The creed of the sports columnist

Lately in the sports world, it seems fitting that the only way to get press is to call your cohorts out. With the release of Jose Canseco’s new book, Juiced, the cool thing to do is exploit former friends and future enemies.

Let’s give that a shot.

Since the beginning of the spring semester, the sports page has gone through some heavy revamping.

The layout has improved, fit with new bright and shiny pictures for students and Ralph Wiggums alike. There is aimless trivia that floats around the bottom of the section, enticing the reader to turn the page. And finally there has been an influx in the amount of columns run on our beloved sports page.

Now, being a former sports writer who has migrated to the news staff, I find it only fair for current and future sports writers to get a heads-up on the creed of the sports column. We could have called it, “Everything you wanted to know about writing a college sports column but were afraid to ask,” but we don’t want Woody Allen suing us for title rights.

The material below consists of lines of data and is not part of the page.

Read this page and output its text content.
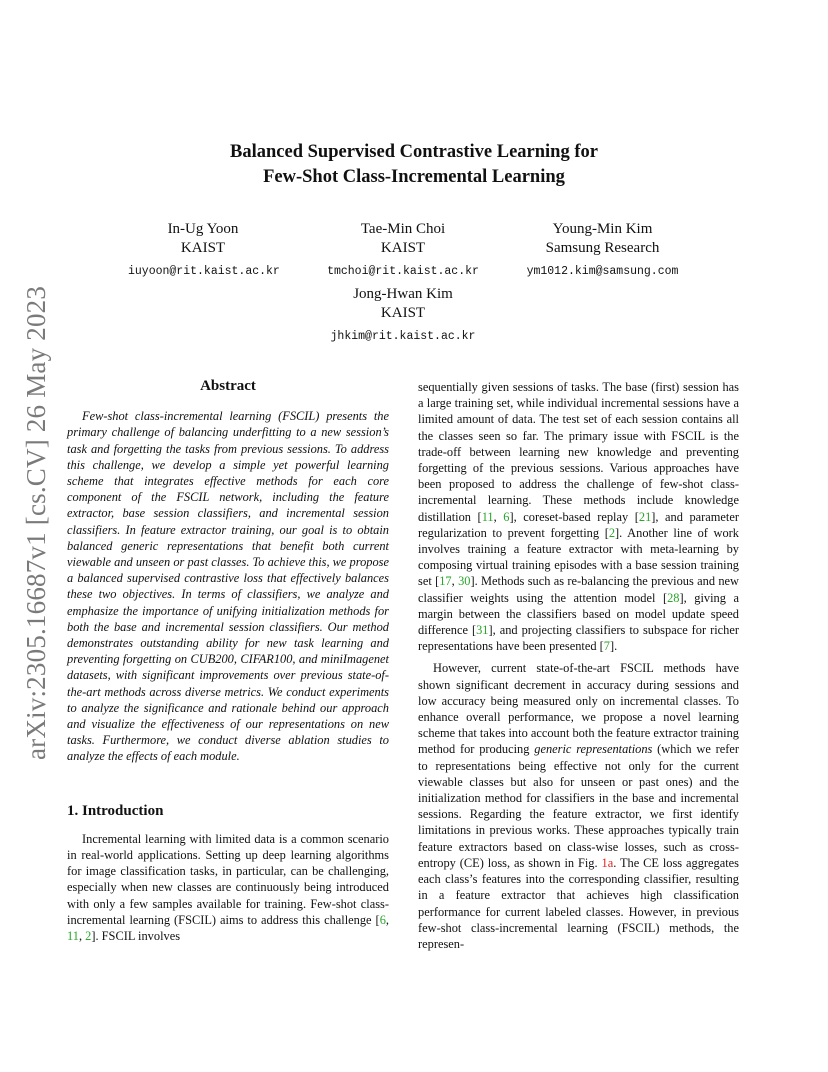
arXiv:2305.16687v1 [cs.CV] 26 May 2023
Balanced Supervised Contrastive Learning for
Few-Shot Class-Incremental Learning
In-Ug Yoon
KAIST
iuyoon@rit.kaist.ac.kr
Tae-Min Choi
KAIST
tmchoi@rit.kaist.ac.kr
Young-Min Kim
Samsung Research
ym1012.kim@samsung.com
Jong-Hwan Kim
KAIST
jhkim@rit.kaist.ac.kr
Abstract

Few-shot class-incremental learning (FSCIL) presents the primary challenge of balancing underfitting to a new session’s task and forgetting the tasks from previous sessions. To address this challenge, we develop a simple yet powerful learning scheme that integrates effective methods for each core component of the FSCIL network, including the feature extractor, base session classifiers, and incremental session classifiers. In feature extractor training, our goal is to obtain balanced generic representations that benefit both current viewable and unseen or past classes. To achieve this, we propose a balanced supervised contrastive loss that effectively balances these two objectives. In terms of classifiers, we analyze and emphasize the importance of unifying initialization methods for both the base and incremental session classifiers. Our method demonstrates outstanding ability for new task learning and preventing forgetting on CUB200, CIFAR100, and miniImagenet datasets, with significant improvements over previous state-of-the-art methods across diverse metrics. We conduct experiments to analyze the significance and rationale behind our approach and visualize the effectiveness of our representations on new tasks. Furthermore, we conduct diverse ablation studies to analyze the effects of each module.

1. Introduction

Incremental learning with limited data is a common scenario in real-world applications. Setting up deep learning algorithms for image classification tasks, in particular, can be challenging, especially when new classes are continuously being introduced with only a few samples available for training. Few-shot class-incremental learning (FSCIL) aims to address this challenge [6, 11, 2]. FSCIL involves

sequentially given sessions of tasks. The base (first) session has a large training set, while individual incremental sessions have a limited amount of data. The test set of each session contains all the classes seen so far. The primary issue with FSCIL is the trade-off between learning new knowledge and preventing forgetting of the previous sessions. Various approaches have been proposed to address the challenge of few-shot class-incremental learning. These methods include knowledge distillation [11, 6], coreset-based replay [21], and parameter regularization to prevent forgetting [2]. Another line of work involves training a feature extractor with meta-learning by composing virtual training episodes with a base session training set [17, 30]. Methods such as re-balancing the previous and new classifier weights using the attention model [28], giving a margin between the classifiers based on model update speed difference [31], and projecting classifiers to subspace for richer representations have been presented [7].

However, current state-of-the-art FSCIL methods have shown significant decrement in accuracy during sessions and low accuracy being measured only on incremental classes. To enhance overall performance, we propose a novel learning scheme that takes into account both the feature extractor training method for producing generic representations (which we refer to representations being effective not only for the current viewable classes but also for unseen or past ones) and the initialization method for classifiers in the base and incremental sessions. Regarding the feature extractor, we first identify limitations in previous works. These approaches typically train feature extractors based on class-wise losses, such as cross-entropy (CE) loss, as shown in Fig. 1a. The CE loss aggregates each class’s features into the corresponding classifier, resulting in a feature extractor that achieves high classification performance for current labeled classes. However, in previous few-shot class-incremental learning (FSCIL) methods, the represen-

In that case, we’ll go with the simple “College Sports Columns: Where clichés live and breath.”

Ok, let’s begin.

Step one: Getting past the editor.

You can’t just submit a column and expect it to run. First you have to butter up the boss. This may seem to be a daunting task at first, given our red card-carrying captain Sports Editor Mike Camunas. Once you get past his rhetoric and conspiracy theories, compliment him on his smirk and the press pass that constantly dangles from his sleeve. After this, you should be ready to write.

Step two: It is important to make fun of your institution’s sports program as much as possible.

Let me stress this point. You can support your team, but having an overall sense of angst is the only way to navigate a sports column. Sports columnists in the rah-rah business, visit

It doesn’t matter if your women’s basketball team breaks the school record for wins in a season — if one of them stubs a toe, you had better call her out for it.

If your football team wins by 21, then you say they should have won by 22. Go for a two-point conversion next time, jerks!

Step three: If you ever get into a bind and can’t think of what to say, just fill space with a quote from a cheesy ’80s flick.

Examples of this would be: “Why did it have to be snakes?” “Let’s see if this baby can do 90!” or “E.T. loves Elliot!”

Step four: If all else fails, crack jokes at things that have nothing to do with sports.

Nobody likes the Olsen twins, so why not take pot shots at them? For examples of this, look no further than the trusty UCF Future. The columns seem riddled with schlock regarding the sports editor’s lack of a love life and his affinity for said twins. On four occasions in the past two years, the sports editor has used the twins, so I guess this works.

Give the Future’s archives a search for the Olsens if you need help placing them in your story. They have been printing for some time without complaint.

Step five: The final step in the process of becoming an elite sports columnist: Burn as many bridges as humanly possible.

This seems to work for Major League Baseball, so why not the rest of sports? Granted, steroids are not rife within The Oracle, but nobody can prove Canseco’s claims.

If you really feel the need for a good column and can’t come up with anything else, then just fabricate drug claims against your former employers and employees.

With all this information, you should be able to write a funny, outgoing column with no aim or basis. Now that I have revealed the secrets of “the game,” I’m sure 60 Minutes will come calling as well as every other media outlet that has bitten on Canseco’s claim.

I’m just trying to get my fifteen minutes.